LE RELIGIONI POTENZIALI AGENTI DI CONFLITTO
da Paolo Naso direttore della rivista “Confronti” e della rubrica televisiva "Protestantesimo"


Il fattore R
Le religioni occupano uno spazio sempre più rilevante nel quadro geopolitico dell’area mediterranea. Basta passare in rassegna le aree di crisi più recenti e a noi più vicine per verificare che dall’Egitto al Medio Oriente, da Cipro all’Algeria, dalla Bosnia al Kosovo, il fattore religioso è uno dei principali agenti di conflitto.
Tra i simboli più efficaci che descrivono questa situazione, molti hanno giustamente individuato il ponte di Mostar, una splendida infrastruttura risalente alla presenza turca nell’area dell’Erzegovina, che per secoli ha collegato la riva croato cattolica con quella bosniaco musulmana del fiume che attraversa la città. Questo piccolo ponte, certamente privo di qualsiasi interesse strategico militare ma assai carico di valenze culturali e storiche, è stato uno dei primi obiettivi a cadere sotto i colpi dei mortai della prima fase della guerra di Bosnia.
Colpire e distruggere un ponte che collega due rive, due culture, due fedi, equivale a costruire un muro di separazione tra due comunità che, cessando di comunicare, si separano e si spingono reciprocamente verso una tragica e aggressiva autosufficienza.

I fondamentalismi
La tendenza delle religioni, cioè delle strutture ufficiali con cui le diverse comunità di fede si rappresentano, è quella di autoassolversi e di dichiararsi vittime di una strumentalizzazione politica delle loro verità più profonde ed assolute.
Indubbiamente esistono elementi di inquinamento politico dell’identità religiosa e con troppa facilità si danno per scontate associazioni improprie ed irrispettose delle tradizioni religiose.
Nella comunicazione di massa, ad esempio, fatichiamo ancora molto a spiegare che non esiste solo un fondamentalismo - quello islamico - ma che subiamo la minaccia dei fondamentalismi, rigorosamente al plurale, ovvero di quelle tendenze radicali, esclusiviste e violente che si possono affermare in tutte le comunità di fede: nell’islam come nel cristianesimo, nell’ebraismo come nell’induismo.

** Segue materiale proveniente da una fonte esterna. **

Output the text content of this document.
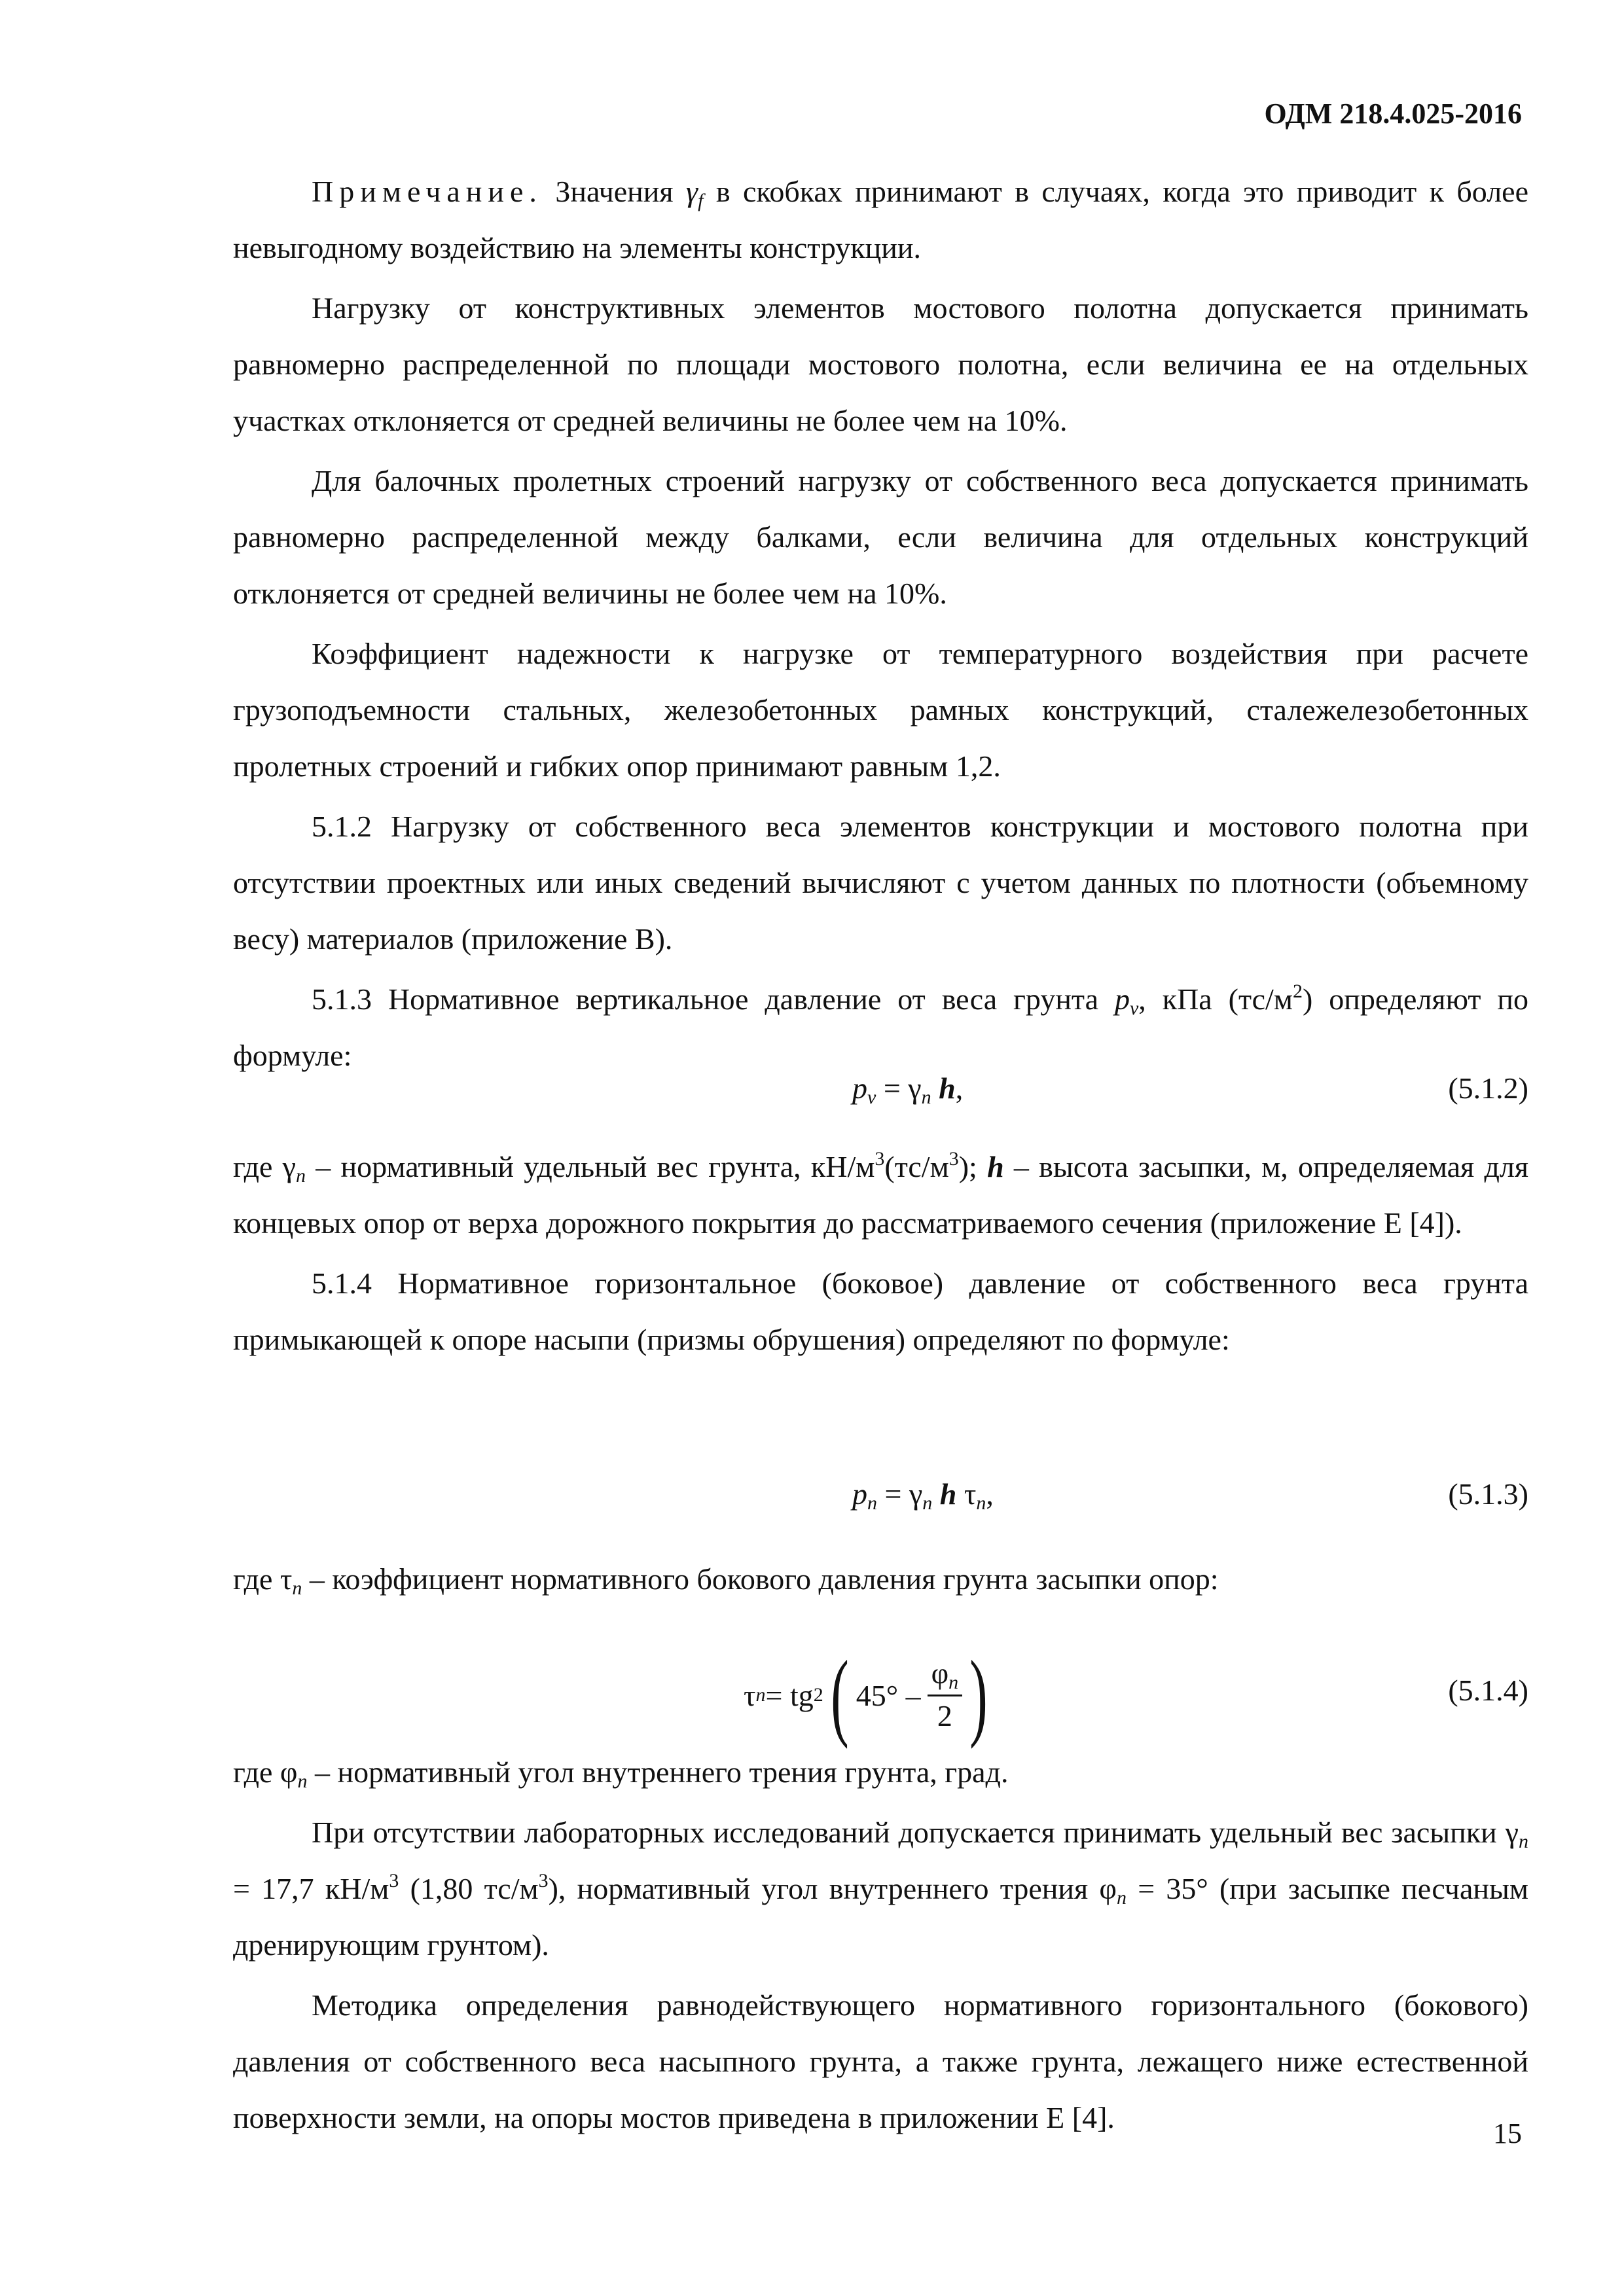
ОДМ 218.4.025-2016

Примечание. Значения $\gamma_f$ в скобках принимают в случаях, когда это приводит к более невыгодному воздействию на элементы конструкции.

Нагрузку от конструктивных элементов мостового полотна допускается принимать равномерно распределенной по площади мостового полотна, если величина ее на отдельных участках отклоняется от средней величины не более чем на 10%.

Для балочных пролетных строений нагрузку от собственного веса допускается принимать равномерно распределенной между балками, если величина для отдельных конструкций отклоняется от средней величины не более чем на 10%.

Коэффициент надежности к нагрузке от температурного воздействия при расчете грузоподъемности стальных, железобетонных рамных конструкций, сталежелезобетонных пролетных строений и гибких опор принимают равным 1,2.

5.1.2 Нагрузку от собственного веса элементов конструкции и мостового полотна при отсутствии проектных или иных сведений вычисляют с учетом данных по плотности (объемному весу) материалов (приложение В).

5.1.3 Нормативное вертикальное давление от веса грунта $p_v$, кПа $(тс/м^2)$ определяют по формуле:

$p_v = \gamma_n$ h,	(5.1.2)

где $\gamma_n$ – нормативный удельный вес грунта, $кН/м^3(тс/м^3)$; h – высота засыпки, м, определяемая для концевых опор от верха дорожного покрытия до рассматриваемого сечения (приложение Е [4]).

5.1.4 Нормативное горизонтальное (боковое) давление от собственного веса грунта примыкающей к опоре насыпи (призмы обрушения) определяют по формуле:

$p_n = \gamma_n$ h $\tau_n$,	(5.1.3)

где $\tau_n$ – коэффициент нормативного бокового давления грунта засыпки опор:

τ n = tg 2 ( $45^\circ - \frac{\varphi_n}{2}$ )	(5.1.4)

где $\varphi_n$ – нормативный угол внутреннего трения грунта, град.

При отсутствии лабораторных исследований допускается принимать удельный вес засыпки $\gamma_n = 17,7$ $кН/м^3$ (1,80 $тс/м^3$), нормативный угол внутреннего трения $\varphi_n = 35^\circ$ (при засыпке песчаным дренирующим грунтом).

Методика определения равнодействующего нормативного горизонтального (бокового) давления от собственного веса насыпного грунта, а также грунта, лежащего ниже естественной поверхности земли, на опоры мостов приведена в приложении Е [4].	15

Fatichiamo anche a spiegare che, se il fondamentalismo islamico come quello cristiano o quello ebraico costituiscono una minaccia per la convivenza e il pluralismo confessionale propri di ogni democrazia compiuta, non tutto l’islam così come non tutto l’ebraismo o il cristianesimo sono fondamentalisti.
Tuttavia è vero che, in assenza di riferimenti ideologici autorevoli, le religioni offrono bandiere ambite per legittimare culturalmente o eticamente politiche in sé assai fragili.
Detto questo, però, le religioni - nell’accezione sociologica che abbiamo indicato prima - non possono sottrarsi alla loro responsabilità storica: per secoli esse sono state esplicitamente ed intenzionalmente fattori di conflitto: quando hanno predicato il disprezzo dell’ebreo o quando hanno armato delle crociate per conquistare potere e privilegi, quando hanno teorizzato la purezza del sangua o hanno avallato la pulizia etnica, quando hanno benedetto i pogrom o hanno impedito il libero esercizio del culto alle minoranze.
Il filo rosso dell’intolleranza religiosa costituisce insomma un campo di indagine che si presterebbe ad interessanti approfondimenti.